The hardest parts of being a mother: Some of the hardest parts have been the changes to my life, there are friends that you see less of and it is hard to keep in touch when you are 100% focused on your baby. It is difficult at the start to talk about anything other than babies as that is your life, so I have tried really hard not to talk about baby things all the time when I do see friends, although maybe they would say otherwise! The lack of sleep is hard but you do get used to this and I do spend less time on my appearance than I once did.

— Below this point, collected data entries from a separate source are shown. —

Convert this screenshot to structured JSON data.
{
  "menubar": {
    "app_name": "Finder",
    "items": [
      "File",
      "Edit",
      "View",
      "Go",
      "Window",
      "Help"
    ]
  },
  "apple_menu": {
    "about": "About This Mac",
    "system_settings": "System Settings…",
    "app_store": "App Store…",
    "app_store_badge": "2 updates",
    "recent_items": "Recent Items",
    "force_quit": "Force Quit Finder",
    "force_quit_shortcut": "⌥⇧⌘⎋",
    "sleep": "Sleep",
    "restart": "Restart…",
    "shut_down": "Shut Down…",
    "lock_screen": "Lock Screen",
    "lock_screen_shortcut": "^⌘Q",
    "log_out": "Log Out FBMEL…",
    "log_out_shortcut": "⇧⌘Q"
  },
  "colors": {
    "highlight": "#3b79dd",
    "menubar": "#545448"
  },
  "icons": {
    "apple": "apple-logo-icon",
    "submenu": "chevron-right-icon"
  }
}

Your priorities change but I don t think this is necessarily a bad thing.
And the worrying….I am the worlds worst worrier but now, having a baby, I worry even more!

The best parts of being a mother: The best bits far outweigh the bad bits, seeing Ed for the first time was amazing, and I couldn t stop looking at him at first, actually I still can’t! The love you feel is truly overwhelming and it is true what they say about forgetting about the labour once you have your baby in your arms. Seeing him reach different milestones, crawling, playing, smiling. It really is amazing to think you have created this person and that you are the most important person in their life. It’s quite scary really – maybe this should have gone in the hardest section too!

On a personal level I feel calmer, more patient and less likely to stress over little things unlike before. You become more accepting about how things are and realise what’s important in life, although you also realise how short life really is and that also is quite scary!

Hopes for your family: All I really hope is that Ed grows to be a happy, healthy young boy and that he achieves all he wants to achieve.

I would like Ed to have a brother or sister in the future but we are incredibly lucky to have Ed and so if it happens it happens. Either way as long as my family are happy and healthy then that’s all I can wish for.
What advice would you offer to new and expectant mums: My advice would be don t panic! You will be fine and there is a lot of support out there if you feel you need it.
Do not read any of those parenting books. Do not google anything.
Try and get a routine going when you can, it’s so much easier to work with a routine I think and, although baby does not always stick to this if you can have regular mealtimes, bath times and bedtimes it will make your life easier!
Join local mother and baby classes, these have been invaluable to me and the friends I have made at these I hope are friends for life! I was so not the type of person to go to these and definitely didn’t t think I would enjoy them but going saved me in the early days when i was totally frazzled and didn’t know whether I was coming or going……and there isn t a nursery rhyme out there that I do not know the words to now.